PKK'nın saldırıları birçok insanı harekete geçirdi: Mitingler yapılıyor. Balkonlarına, işyerlerine, araçlarına bayrak asanlar çoğaldı. Maçlarda PKK'yı lanetleyen, Mehmetçiği yücelten pankartlar açılıyor.
Bu protestoların şiddetten mümkün olduğunca uzak durmasını takdir etmek gerek. Çünkü PKK'nın Türk-Kürt çatışması çıkarmak gibi bir amacı var. Türk kitleleri kışkırtmaya çalışıyor.
Tabii protestolar esnasında çeşitli şuursuzluk halleri de göze çarpıyor.
Örneğin Kemalistler, her zamanki gibi "çözümü" Atatürk'te arıyor.
Ergenekoncuların piyasaya sürdüğü, üzerinde kalpaklı Atatürk resimleri olan bayraklarla protesto ediyorlar PKK'yı...
Halbuki "Kürt sorunu" ve o toprakta yeşeren "PKK sorunu", bizzat Atatürk'ün kurduğu ulus devlet yüzünden bitmiyor. "
Herkes Türk'tür" deyip, olanı- olamayanı aynı kaba koydular, şimdi ne yapacaklarını bilemiyorlar.
Olmaz ama... Diyelim ki Atatürk'e sarılarak, PKK sorununu bitirdin.
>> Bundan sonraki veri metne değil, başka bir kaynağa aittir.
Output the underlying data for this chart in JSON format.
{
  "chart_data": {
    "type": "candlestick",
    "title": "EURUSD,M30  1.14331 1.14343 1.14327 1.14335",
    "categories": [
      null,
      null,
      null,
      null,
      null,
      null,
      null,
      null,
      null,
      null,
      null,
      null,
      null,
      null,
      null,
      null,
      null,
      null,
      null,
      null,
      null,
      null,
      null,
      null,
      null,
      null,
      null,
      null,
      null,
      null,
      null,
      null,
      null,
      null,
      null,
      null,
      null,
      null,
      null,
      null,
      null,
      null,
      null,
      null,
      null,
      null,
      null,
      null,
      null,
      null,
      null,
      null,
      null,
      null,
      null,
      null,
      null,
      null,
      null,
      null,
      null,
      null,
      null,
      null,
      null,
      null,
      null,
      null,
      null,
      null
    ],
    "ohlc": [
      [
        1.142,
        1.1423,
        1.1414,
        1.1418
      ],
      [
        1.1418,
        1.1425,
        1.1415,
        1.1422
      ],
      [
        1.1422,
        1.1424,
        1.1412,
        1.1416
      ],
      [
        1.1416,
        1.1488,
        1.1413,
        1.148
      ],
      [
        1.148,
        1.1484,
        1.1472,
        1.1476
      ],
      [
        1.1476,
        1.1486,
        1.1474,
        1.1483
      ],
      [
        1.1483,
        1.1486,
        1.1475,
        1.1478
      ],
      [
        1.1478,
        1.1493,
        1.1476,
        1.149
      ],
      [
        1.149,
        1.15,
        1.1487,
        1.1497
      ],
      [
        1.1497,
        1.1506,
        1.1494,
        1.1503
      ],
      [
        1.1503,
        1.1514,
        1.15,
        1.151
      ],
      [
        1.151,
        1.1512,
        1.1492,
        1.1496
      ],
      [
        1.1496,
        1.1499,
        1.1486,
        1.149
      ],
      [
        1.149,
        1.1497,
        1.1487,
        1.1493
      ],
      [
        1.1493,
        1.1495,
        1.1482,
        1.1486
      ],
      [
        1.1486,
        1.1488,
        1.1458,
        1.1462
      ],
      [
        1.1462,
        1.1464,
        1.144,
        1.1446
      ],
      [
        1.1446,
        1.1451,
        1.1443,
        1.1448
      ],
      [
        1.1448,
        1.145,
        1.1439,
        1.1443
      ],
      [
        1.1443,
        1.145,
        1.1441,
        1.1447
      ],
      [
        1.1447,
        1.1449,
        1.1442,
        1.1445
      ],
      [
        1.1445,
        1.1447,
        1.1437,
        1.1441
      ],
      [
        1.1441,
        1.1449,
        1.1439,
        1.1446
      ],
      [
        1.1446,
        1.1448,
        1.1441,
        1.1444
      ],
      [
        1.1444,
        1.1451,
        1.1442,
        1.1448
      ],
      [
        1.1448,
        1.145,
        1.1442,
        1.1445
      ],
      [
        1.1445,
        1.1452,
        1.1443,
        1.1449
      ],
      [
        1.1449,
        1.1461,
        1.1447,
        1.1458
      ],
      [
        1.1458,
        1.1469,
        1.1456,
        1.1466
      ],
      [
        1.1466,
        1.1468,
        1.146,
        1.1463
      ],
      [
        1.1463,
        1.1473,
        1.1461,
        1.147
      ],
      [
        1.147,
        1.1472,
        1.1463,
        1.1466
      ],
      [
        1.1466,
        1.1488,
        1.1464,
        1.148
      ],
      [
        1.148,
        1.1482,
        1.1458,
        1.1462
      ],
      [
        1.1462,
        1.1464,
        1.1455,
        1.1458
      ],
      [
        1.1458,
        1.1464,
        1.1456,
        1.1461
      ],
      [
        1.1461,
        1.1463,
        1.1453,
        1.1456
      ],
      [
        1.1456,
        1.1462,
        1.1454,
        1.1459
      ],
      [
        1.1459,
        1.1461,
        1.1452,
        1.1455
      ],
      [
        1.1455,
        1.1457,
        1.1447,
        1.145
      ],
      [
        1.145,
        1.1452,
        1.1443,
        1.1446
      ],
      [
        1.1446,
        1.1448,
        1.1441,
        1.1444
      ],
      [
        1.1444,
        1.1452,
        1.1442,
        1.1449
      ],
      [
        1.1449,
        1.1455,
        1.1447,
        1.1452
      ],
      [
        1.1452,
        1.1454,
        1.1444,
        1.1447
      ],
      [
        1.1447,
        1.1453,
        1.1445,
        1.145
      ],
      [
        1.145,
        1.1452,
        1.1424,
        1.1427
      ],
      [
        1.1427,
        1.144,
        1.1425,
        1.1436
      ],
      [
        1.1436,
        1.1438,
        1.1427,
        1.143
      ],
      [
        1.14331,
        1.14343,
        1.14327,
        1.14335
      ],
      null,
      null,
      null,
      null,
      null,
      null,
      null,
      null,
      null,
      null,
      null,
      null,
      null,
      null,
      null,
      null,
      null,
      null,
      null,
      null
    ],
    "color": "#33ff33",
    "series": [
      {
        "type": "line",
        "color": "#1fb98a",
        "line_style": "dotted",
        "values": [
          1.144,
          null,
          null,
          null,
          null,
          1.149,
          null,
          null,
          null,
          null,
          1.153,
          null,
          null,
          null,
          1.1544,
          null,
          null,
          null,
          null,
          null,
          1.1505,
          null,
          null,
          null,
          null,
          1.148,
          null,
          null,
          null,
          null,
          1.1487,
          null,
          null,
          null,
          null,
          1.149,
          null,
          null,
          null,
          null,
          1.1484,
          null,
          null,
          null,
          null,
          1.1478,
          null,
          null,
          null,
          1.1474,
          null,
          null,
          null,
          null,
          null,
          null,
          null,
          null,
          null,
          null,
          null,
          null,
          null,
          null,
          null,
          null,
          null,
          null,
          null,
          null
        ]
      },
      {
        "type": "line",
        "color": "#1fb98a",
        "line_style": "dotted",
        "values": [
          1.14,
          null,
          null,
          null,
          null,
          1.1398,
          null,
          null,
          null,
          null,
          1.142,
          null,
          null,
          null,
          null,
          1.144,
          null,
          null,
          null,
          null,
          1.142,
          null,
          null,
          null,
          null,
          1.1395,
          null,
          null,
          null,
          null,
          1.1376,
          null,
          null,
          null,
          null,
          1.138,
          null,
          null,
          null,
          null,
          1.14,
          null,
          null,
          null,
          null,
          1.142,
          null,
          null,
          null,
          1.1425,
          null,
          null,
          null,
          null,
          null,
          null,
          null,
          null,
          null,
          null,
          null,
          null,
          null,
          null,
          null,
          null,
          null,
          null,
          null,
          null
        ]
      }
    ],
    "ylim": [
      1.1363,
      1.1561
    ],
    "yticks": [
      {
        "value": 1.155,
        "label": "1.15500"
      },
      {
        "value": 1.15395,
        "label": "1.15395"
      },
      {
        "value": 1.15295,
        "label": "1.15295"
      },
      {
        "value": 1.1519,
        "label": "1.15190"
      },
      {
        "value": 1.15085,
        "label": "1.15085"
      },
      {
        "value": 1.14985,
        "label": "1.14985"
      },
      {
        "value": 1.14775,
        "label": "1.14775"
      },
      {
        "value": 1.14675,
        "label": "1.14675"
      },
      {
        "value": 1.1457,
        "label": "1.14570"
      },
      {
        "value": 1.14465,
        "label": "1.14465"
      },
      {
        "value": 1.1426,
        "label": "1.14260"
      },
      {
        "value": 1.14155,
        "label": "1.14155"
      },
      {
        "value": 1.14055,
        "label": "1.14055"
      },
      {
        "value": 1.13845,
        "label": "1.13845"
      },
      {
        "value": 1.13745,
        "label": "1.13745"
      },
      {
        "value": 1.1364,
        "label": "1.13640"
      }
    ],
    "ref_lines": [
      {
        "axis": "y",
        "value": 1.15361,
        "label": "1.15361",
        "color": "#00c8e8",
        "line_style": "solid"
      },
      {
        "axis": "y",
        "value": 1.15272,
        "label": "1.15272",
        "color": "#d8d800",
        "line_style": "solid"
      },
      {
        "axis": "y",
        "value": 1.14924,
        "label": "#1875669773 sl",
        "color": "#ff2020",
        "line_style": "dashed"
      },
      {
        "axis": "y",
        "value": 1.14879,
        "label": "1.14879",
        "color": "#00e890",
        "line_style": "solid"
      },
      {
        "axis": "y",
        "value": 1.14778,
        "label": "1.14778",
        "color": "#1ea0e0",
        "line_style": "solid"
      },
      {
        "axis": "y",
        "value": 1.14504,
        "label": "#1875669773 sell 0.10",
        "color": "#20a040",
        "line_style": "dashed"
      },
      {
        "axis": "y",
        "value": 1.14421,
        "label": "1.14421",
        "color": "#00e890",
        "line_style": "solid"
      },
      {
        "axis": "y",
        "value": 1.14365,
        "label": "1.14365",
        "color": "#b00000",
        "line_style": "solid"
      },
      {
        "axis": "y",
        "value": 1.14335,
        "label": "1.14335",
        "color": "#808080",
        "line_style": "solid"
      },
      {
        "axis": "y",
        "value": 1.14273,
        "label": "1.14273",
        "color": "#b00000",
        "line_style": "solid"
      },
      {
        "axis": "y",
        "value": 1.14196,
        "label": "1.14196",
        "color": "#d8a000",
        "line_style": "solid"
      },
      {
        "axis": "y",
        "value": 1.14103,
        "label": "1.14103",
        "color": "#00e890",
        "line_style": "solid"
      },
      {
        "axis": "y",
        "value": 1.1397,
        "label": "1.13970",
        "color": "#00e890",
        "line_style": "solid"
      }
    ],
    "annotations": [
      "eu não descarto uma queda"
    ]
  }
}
Kürt sorunu yine bitmez. Çünkü onu yaratan Atatürk zaten. (Aslında "yaratan" değil de, cumhuriyet döneminde de sürmesini sağlayan...)
***
Bu bağlamda
İslami kesimin durumu da ilginç. Orada da
"İslam'a sarılırsak çözülmeyecek sorun yoktur" diye özetleyebileceğimiz bir bakış açısı hâkim.
Osmanlı'dan beri süren bir düşünce bu. Değişen dünya şartları karşımıza sürekli yeni problemler çıkarırken, bazı dindarlar onları hep İslam'la çözmeye çalıyor.
Matematik sorusuna da, kimya sorusuna da, fizik sorusuna da aynı formülü tatbik etmeye kalkışan öğrenciler gibi...
***
Geçenlerde, İslami kesimin sevilen isimlerinden
Cemal Uşşak,
"Biz dindarlar, Kürtlerin acısını yeterince hissetmedik" deyince, kimi ezberler bozuluverdi.
Ama ne yazık ki bazı kesimler bu tip uyarılardan hiç feyiz almıyor,
"Tek yol İslam" demeye devam ediyor.
Halbuki
siyaset sosyolojisi bize başka gerçekler sunuyor:
Güneydoğu'daki Kürt seçmenin daha dindar kısmının
AK Parti'ye oy verdiğini düşünebiliriz.
Buna karşılık ulusalcı ve daha az dindar Kürtler,
BDP'ye oy vererek PKK hareketini destekliyor.
Soru şu: Bugün PKK buharlaşıverse... Kürt sorunu bitecek mi? Hayır bitmeyecek.
Peki ya bütün Kürtler AKP'ye oy verse, Kürt sorunu bitecek mi? Hayır, yine bitmeyecek. (Belki bir süre ertelenir.)
Çünkü Kürtlerin,
"halk" olmaktan kaynaklanan
"doğal" diyebileceğimiz
hak ve talepleri karşılanmış değil.
Osmanlı padişahı aynı zamanda
Halife'yken başladı bu sorun. Halifelik kaldırıldıktan sonra da devam etti. Yani güçlü bir İslami bağın olması ve olmaması nitelik farkı yaratmıyor.
***
Her türlü meseleyi İslam'la çözmeye çalışan "Kürt olmayan İslamcılar" ise bu süreçte dönüp dolaşıp, tam da sorunu yaratan
merkezi otoriteden yana oldular.
Sonuçta, Cemal Uşşak'ın dediği gibi, Kürtlerin acısını yeterince hissedemediler.
O kadar ki, merkezi otoriteden sopa yerken bile Kürtlerin acısıyla empati kuramadı dindarlar.
Bir süredir PKK'yı lanetlemek her şeyin önüne geçti,
"demokrasi ve insan hakları" unutuluverdi.
Halbuki:
"Yapılması gerekenler, bölge insanının yoksulluğunu ve eğitimsizliğini gidermeye yönelik faaliyetlerden ibaret değildir. En temel insani hak olarak, başta dil özgürlüğü olmak üzere, kültürel hakların cesaretle savunulmasıdır." Benim değil bu satırlar, Cemal Uşşak'ın...
Not: İslami kesimin biraz geç de olsa bu temel meseleye el atmış olması, çok önemli bir gelişme.
Kemalistlerin,
Van depremini bile Kürtleri aşağılamak için kullanmaları ise fikirlerindeki sığlığın işareti.